この映画は、いわば、”人間の情念”が、そのまま映像になった西部劇であり、映画で描かれる、その全てが素朴で、シンプルで、そして純粋なのです。
素朴さやシンプルさだけでは、映像は詩になる事が出来ないと思うし、その素朴さやシンプルさが純粋に結晶した時に、初めて映画は詩の心を持つ事が出来るのだと思います。
そして、「さすらいのカウボーイ」はまさに、そのような稀有な映画なのです。
主人公のピーター・フォンダは、おのれの心のおもむくままに西部をさすらい、人生をさすらっていきます。

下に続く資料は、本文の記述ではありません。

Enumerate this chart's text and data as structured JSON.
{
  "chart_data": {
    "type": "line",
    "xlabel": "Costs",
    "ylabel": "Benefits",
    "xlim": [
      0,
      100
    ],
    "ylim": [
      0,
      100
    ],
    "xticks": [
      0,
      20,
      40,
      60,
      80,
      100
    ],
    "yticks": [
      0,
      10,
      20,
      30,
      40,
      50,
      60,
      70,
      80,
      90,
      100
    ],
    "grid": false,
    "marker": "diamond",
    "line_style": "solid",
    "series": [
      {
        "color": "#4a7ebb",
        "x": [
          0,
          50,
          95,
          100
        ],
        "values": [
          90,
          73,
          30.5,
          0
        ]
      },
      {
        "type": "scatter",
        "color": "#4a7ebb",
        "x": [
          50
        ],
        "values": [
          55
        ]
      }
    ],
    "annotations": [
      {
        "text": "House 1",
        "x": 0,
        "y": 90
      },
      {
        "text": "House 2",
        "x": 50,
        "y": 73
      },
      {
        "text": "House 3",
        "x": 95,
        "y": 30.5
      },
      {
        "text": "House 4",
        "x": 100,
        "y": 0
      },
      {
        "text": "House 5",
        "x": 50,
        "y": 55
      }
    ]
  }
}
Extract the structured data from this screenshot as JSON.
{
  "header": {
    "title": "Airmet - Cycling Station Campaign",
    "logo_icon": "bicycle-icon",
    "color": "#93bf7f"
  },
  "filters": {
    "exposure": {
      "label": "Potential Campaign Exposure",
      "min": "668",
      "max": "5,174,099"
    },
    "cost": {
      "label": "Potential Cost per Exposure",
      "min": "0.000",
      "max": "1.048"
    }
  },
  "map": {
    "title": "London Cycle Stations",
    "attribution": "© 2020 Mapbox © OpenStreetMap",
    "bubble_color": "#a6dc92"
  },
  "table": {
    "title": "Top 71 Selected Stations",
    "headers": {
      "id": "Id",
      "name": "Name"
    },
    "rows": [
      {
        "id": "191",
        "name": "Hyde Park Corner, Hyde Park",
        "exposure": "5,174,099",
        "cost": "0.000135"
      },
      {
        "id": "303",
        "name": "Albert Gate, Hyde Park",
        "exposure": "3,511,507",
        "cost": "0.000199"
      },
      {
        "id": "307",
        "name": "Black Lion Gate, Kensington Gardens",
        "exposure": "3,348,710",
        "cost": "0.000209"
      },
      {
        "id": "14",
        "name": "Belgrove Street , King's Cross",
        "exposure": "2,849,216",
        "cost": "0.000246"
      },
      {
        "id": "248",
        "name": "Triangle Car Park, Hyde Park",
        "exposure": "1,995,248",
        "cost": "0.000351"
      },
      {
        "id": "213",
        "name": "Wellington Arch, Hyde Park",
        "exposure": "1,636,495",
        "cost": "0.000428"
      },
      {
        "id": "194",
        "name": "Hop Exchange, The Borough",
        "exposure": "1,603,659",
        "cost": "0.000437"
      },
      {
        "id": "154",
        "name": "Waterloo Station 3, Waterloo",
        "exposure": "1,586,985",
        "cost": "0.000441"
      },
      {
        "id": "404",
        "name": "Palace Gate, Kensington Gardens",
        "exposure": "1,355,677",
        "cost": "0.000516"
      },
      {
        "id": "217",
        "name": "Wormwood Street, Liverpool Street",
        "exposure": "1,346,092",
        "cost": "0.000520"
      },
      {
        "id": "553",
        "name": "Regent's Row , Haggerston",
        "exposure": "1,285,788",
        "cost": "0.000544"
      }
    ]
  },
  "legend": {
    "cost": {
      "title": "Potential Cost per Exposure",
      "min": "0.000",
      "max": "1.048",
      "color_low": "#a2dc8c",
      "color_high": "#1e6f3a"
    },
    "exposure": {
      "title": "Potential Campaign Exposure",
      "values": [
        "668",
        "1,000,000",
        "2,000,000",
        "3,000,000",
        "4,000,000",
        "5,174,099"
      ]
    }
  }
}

そして、ふと、7年前に出て来た家に帰りたくなると、まるで風のように、妻と子供のいるささやかな農場へ戻って行きます。
いや、それは、正確には、戻るとか、帰るといった行為ではなく、それは、この主人公の人生のさすらいの中のほんのひとコマに過ぎないものであり、さすらう者には、方向といった概念はないのですから、行くとか迎えるといった言葉は全くあてはまらない事になります。
だから、彼は、妻が7年ぶりの彼を納屋には入れるものの、家の中に入れようとしなかった時も黙って、それに従うし、妻が迎え入れてくれれば、ごく自然にベッドをともにするのです。
さすらい人の生きる姿勢とは、まさに、このようなものなんだという、監督のピーター・フォンダの思想がよく表現されていると思います。
これは、さすらい人の仲間のウォーレン・オーツが危機に陥った時も、やはり同じ姿勢なのです。
フォンダは、ただ黙々とオーツのもとにおもむき、そして、死ぬのです。
そこには、正義感などというものはなく、勇気というほど、おおげさなものもありません。
あるのは、西部の空や野や森を自由にさまよい、飛翔する”西部男の純粋な魂”だけがあるのです。
このように、”ニュー・ウエスタン”と言われた西部劇は、多様な顔を持って我々の前に現われ、昔ながらの西部劇の枠から解き放とうとしていたのかも知れません。